I remember behind the stage there was an exit and I came off stage with a machine gun. I saw this royal bodyguard suddenly tensing – out of instinct probably. I remember going ‘no no no!’.
And you are the Third Doctor Who for the audio series?
I am. When we’ve finished here, I’ve got another episode. Then I go to Chicago for a Doctor Who convention. I’ll be going to LA, Chicago and Slough. I love meeting the Whovians they’re lovely and they’ve made me feel very welcome. I grew up hiding behind the sofa, so working with Tom Baker was such a buzz, and then having dinner with Sylvester McCoy...
How did you get the Doctor Who gig?
I got a part as a Victorian zombie lord [puts on characterful affected voice] and Tom Baker and Nicholas Bridge, who is the executive producer, heard my voice and realised I sounded like Jon Pertwee. And so they approached and said do you want to do this? It’s the first doctor to be recast [Pertwee died in 1996]. It was quite frightening because a lot of people thought it was sacrilege to do it but it’s worked out amazingly and the fans have loved it. Now I’m in the tenth volume, I think. I’ve been doing it for seven years, and we do three or four a year. I spend a week before to get the voice back, watching all the videos.
More generally, what do you put your success as an actor down to?
Luck is a huge thing. I had to give everything up, including selling my flat. I gave up my job, security; I gave up things my friends were doing: having kids and buying houses. I had to stay focused and not give up and not quit. I’ve been incredibly lucky that I’ve got work because a lot of people who are more talented than me haven’t got work.
Luck is the thing: who sees something you’re in. And try to be a good company member and be nice to people.

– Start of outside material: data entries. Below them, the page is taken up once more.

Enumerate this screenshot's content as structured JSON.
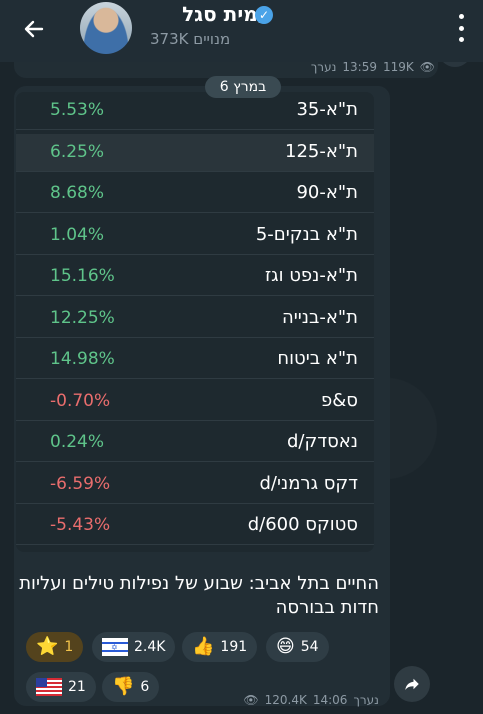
{
  "header": {
    "channel_name": "עמית סגל",
    "subscribers": "373K מנויים",
    "back_icon": "arrow-left-icon",
    "menu_icon": "kebab-menu-icon",
    "verified_icon": "verified-badge-icon"
  },
  "prev_message": {
    "views": "119K",
    "time": "13:59",
    "edited": "נערך"
  },
  "date_chip": "6 במרץ",
  "table": {
    "rows": [
      {
        "label": "ת\"א-35",
        "pct": "5.53%"
      },
      {
        "label": "ת\"א-125",
        "pct": "6.25%"
      },
      {
        "label": "ת\"א-90",
        "pct": "8.68%"
      },
      {
        "label": "ת\"א בנקים-5",
        "pct": "1.04%"
      },
      {
        "label": "ת\"א-נפט וגז",
        "pct": "15.16%"
      },
      {
        "label": "ת\"א-בנייה",
        "pct": "12.25%"
      },
      {
        "label": "ת\"א ביטוח",
        "pct": "14.98%"
      },
      {
        "label": "ס&פ",
        "pct": "-0.70%"
      },
      {
        "label": "נאסדק/d",
        "pct": "0.24%"
      },
      {
        "label": "דקס גרמני/d",
        "pct": "-6.59%"
      },
      {
        "label": "סטוקס d/600",
        "pct": "-5.43%"
      }
    ]
  },
  "caption": "החיים בתל אביב: שבוע של נפילות טילים ועליות חדות בבורסה",
  "reactions": {
    "star": {
      "count": "1"
    },
    "flag_il": {
      "count": "2.4K"
    },
    "thumbs_up": {
      "count": "191"
    },
    "grin": {
      "count": "54"
    },
    "flag_us": {
      "count": "21"
    },
    "thumbs_down": {
      "count": "6"
    }
  },
  "message": {
    "views": "120.4K",
    "time": "14:06",
    "edited": "נערך",
    "share_icon": "share-arrow-icon"
  },
  "colors": {
    "positive": "#5fc48a",
    "negative": "#e96d6d",
    "bubble": "#222e35",
    "header": "#212d35"
  }
}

The am dram helped me because I played a lot of characters. I wouldn’t want to be what my natural casting is – which has been either police officer, criminal or someone’s dad.
Back to O, Island!, tell us about the character you’re playing.
The character’s called Mick. He’s the father of Laurie. He wants to be a good dad but I don’t think he has the equipment to do so. He’s a lost man, a man-child that is influenced very easily.
He finds a purpose during the play, and not necessarily a positive one. It’s an important part.
It’s been a difficult one to master to be honest because it’s a huge journey in a small space of time. The difficultly is finding a truthful journey from an insecure man to a would-be alpha male.
What has the rehearsal process been? It’s quite intense because it’s a small cast?
There are eight of us but only four of us are in both plays, so there are two that are only in one play and two that are only in the other.
It’s been a new thing for me. I’ve had the RSC experience where you open one play and then while you are doing that you rehearse another one. But I’ve never rehearsed two and then opened them one after another within a week, but it’s been an invigorating and exciting experience. It’s quite a short run which means every moment is precious. The plays are similar but different.
What do you think the audience will get from it?
I think hopefully shell-shocked and will make them think. Theatre is meant to make you think, as well as entertain and inspire.
The RSC Mischief Festival features two new plays: O, Island! and Ivy Tiller: Vicar’s Daughter, Squirrel Killer. The festival is currently on at The Other Place and runs until 5th November.